The album features the collaboration with Giorgio Moroder, namely LOVE KILLS, a disco track with good success and linked to the film METROPOLIS. Then there are some songs from "MR. BAD GUY", FOOLIN' AROUND (a catchy track but not elevated to single), YOUR KIND OF LOVER (nice musical moments with Freddie on the piano), LET'S TURN IT ON and the same title track from the '85 album.
Not to mention LIVING ON MY OWN which is not yet the disco hit (almost identical to the version of "MR. BAD GUY").
Essential is BARCELONA sung along with Montserrat Caballé still accompanied by its b-side EXERCISES ON FREE LOVE, a piano piece that doesn't take off.

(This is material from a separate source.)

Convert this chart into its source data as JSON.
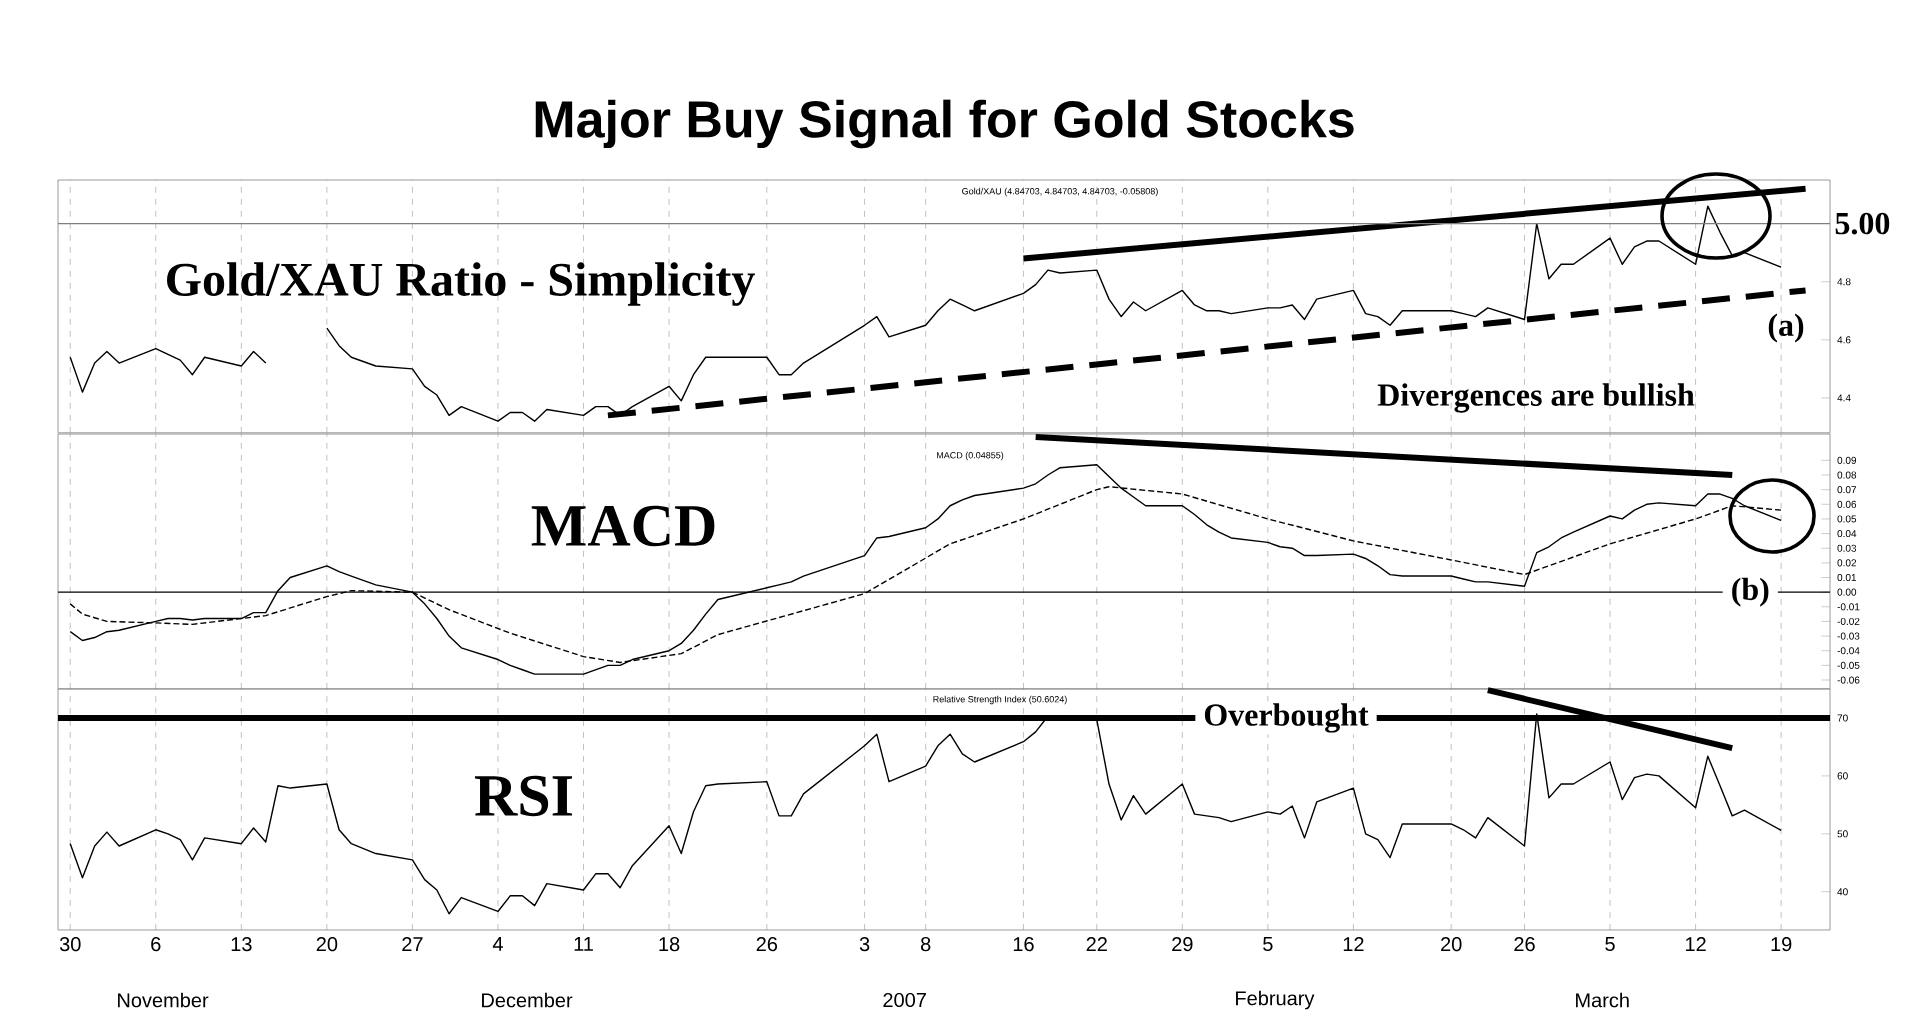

The true greatness of this album is the presence of themes from Dave Clark's musical and the rearrangement of a song by the Platters, namely THE GREAT PRETENDER (the music video is amusing where even Roger Taylor dresses as a woman and then goes on to compose the ironic choir?!).
I was mentioning Dave Clark's musical: the two songs that come out of this experience are impressive. The first show is TIME (a song that smoothly transitions from melancholic piano moments to engaging spaces). The second is even better: IN MY DEFENCE is one of Freddie's best-sung songs (the musical background and verse motifs are moving, the chorus is powerful and energetic). Piano pranks and various crescendos accompany the song to the end before fading with a grand finale.
Perhaps one of the last true musical geniuses of our times, a sacred monster who left us too soon.
His last image is that of the last frame of the video 'These are the days of our lives,' where... it is precisely that gaunt face that murmurs 'I still love you' that is the last image we have of an extraordinary rock interpreter.